Site History

Gummingurru is in the country of the Jarowair Aboriginal people, who are one of the many Aboriginal groups associated with the Bunya Mountains and the feasts and ceremonies that were held there once every three years. Gummingurru is one of a series of ceremonial places where young men were initiated into manhood before continuing on to participate in 'men's business', held as part of the Bunya nut festivities. In the late 19th century the site was still being used for ceremonies and male initiation, but by the early 20th century most of the Aboriginal people of the Darling Downs had been removed from local properties and into the towns. During the 1950s many of the town-based Aboriginal people were sent to Cherbourg, Palm Island, or other Aboriginal settlements throughout Queensland. The site has probably not been used as an initiation site since about 1890.

Knowledge about the use of the Gummingurru site and interpretations of its stone arrangements comes from Ben Gilbert, a direct descendant of the first European settler in the area. Ben Gilbert was the farmer who owned the property on which the Gummingurru site is located. He was told about the site by Bunda, a Jarowair man who remained on the Darling Downs when other Aboriginal people were removed to Cherbourg and Palm Island. Bunda was a young boy of about seven years of age in the 1890s. His family camped near Gummingurru and his father and uncles went across to Gummingurru to perform ceremonies and other important men's business .

Bunda was never initiated at Gummingurru himself, but he knew some of the traditional knowledge of this important place. In the 1960s Bunda told Ben Gilbert the interpretation and meaning of the stone arrangements at the western end of the site. Some of the most easily interpreted designs include an emu, a turtle, a bunya nut, several waterhole features, a circle (probably the Bora ring itself), and a carpet snake. During the 1960s, Ben Gilbert arranged for the site to be recorded by the Queensland Museum and for it to be protected.

In 2008 the Gummingurru land was handed back to the Gummingurru Aboriginal Corporation (GAC). The traditional custodians now care for Gummingurru and are reviving the cultural knowledge of this place. The GAC calls this the 'resurrection' of the site. Resurrecting Gummingurru involves rediscovering stone arrangements that have been buried in the soil which covers the eastern and southern parts of the site. Buried stones are lifted back up to the surface and several newly rediscovered designs have been found in this way.

One example of this resurrection activity is the Catfish motif.  This first appeared as a fish outline.  Over a few months the outline became infilled with a backbone and other internal features.  Then whiskers appeared and the fish became a catfish.  Subsequently other background rocks were raised.  The animation below shows the sequence of the resurrection of this image.

 

Catfish rising in stages

 

This kind of maintenance of the site almost certainly occurred in pre-European contact times.

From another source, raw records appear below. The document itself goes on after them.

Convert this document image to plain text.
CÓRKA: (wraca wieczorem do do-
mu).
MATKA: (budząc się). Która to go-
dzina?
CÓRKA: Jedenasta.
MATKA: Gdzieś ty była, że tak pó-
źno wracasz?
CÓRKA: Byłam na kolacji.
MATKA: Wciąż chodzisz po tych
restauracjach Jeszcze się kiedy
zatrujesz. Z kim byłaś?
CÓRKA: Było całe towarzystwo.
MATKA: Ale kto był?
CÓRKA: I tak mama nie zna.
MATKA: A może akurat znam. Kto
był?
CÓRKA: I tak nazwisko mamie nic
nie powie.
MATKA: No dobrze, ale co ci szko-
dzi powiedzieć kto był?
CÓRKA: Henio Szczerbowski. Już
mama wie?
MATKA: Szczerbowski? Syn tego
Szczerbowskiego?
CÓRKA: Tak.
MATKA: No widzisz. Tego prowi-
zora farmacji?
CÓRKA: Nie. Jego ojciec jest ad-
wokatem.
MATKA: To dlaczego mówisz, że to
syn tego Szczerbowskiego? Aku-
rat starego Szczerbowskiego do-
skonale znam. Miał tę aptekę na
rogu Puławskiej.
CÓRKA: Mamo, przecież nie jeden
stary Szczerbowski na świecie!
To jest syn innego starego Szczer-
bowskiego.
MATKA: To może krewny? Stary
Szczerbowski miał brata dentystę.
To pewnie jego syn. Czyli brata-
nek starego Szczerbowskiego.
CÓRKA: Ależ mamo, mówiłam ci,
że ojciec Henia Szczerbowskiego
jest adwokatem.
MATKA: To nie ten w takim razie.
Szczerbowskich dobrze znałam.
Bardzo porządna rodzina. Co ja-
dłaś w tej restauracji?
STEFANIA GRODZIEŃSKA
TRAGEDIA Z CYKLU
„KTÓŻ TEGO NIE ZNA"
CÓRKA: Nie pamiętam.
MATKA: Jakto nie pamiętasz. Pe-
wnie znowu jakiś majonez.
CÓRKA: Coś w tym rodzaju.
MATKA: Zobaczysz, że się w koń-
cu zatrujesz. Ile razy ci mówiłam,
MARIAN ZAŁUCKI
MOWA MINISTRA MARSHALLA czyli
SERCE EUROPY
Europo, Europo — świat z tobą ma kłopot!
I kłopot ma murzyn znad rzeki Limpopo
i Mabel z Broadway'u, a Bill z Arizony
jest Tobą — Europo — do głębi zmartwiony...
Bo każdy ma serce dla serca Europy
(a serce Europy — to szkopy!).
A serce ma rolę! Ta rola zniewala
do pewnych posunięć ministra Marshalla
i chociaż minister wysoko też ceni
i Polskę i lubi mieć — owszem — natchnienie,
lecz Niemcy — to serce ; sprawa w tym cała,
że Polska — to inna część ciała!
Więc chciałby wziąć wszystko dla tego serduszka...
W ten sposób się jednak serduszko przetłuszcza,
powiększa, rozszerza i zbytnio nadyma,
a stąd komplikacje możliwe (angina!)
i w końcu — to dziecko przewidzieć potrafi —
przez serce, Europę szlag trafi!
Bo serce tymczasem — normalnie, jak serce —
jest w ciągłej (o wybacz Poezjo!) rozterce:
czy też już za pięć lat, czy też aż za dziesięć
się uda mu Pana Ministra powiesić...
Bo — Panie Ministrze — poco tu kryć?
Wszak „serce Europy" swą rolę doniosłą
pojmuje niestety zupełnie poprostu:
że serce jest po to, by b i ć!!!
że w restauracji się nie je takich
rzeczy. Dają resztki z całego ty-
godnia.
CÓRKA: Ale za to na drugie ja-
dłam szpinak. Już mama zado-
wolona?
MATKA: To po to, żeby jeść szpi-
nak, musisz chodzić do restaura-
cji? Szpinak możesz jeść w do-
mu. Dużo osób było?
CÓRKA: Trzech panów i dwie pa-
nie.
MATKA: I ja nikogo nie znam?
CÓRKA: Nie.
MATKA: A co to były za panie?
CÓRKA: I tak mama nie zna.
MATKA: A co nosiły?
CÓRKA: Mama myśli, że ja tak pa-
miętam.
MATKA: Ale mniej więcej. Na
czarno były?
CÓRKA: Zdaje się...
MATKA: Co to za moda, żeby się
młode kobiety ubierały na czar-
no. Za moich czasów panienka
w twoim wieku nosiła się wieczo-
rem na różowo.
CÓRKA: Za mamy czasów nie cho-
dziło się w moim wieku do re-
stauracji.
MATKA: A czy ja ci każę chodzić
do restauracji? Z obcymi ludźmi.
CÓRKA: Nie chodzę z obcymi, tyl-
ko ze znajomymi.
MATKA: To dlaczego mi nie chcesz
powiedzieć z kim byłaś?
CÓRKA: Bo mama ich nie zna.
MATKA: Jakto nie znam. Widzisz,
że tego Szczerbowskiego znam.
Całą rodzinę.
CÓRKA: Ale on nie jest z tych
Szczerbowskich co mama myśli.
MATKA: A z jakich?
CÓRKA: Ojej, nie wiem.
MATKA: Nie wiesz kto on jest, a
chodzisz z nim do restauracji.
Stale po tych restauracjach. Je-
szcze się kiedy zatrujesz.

Today Gummingurru is no longer used as an initiation site. The Jarowair custodians want the site to be open to everyone who is interested in learning about Aboriginal culture and heritage. They have opened the site to all Australians: Aboriginal and non-Aboriginal, young and old, male and female. People can visit the site and can undertake a range of learning activities, such as:

• a journey through the site with a traditional custodian, viewing the original stone arrangements as well as those that have been resurrected;
• looking at stone artefacts found near the stone arrangements;
• grinding ochre in the traditional way using large grinding stones;
• making ground edge axes by rubbing stones on grindstones; and
• playing especially designed games that tell the story of the site to visitors, especially children.

These learning activities are seen by the GAC as an important reconciliation activity to be shared by Aboriginal and non-Aboriginal people.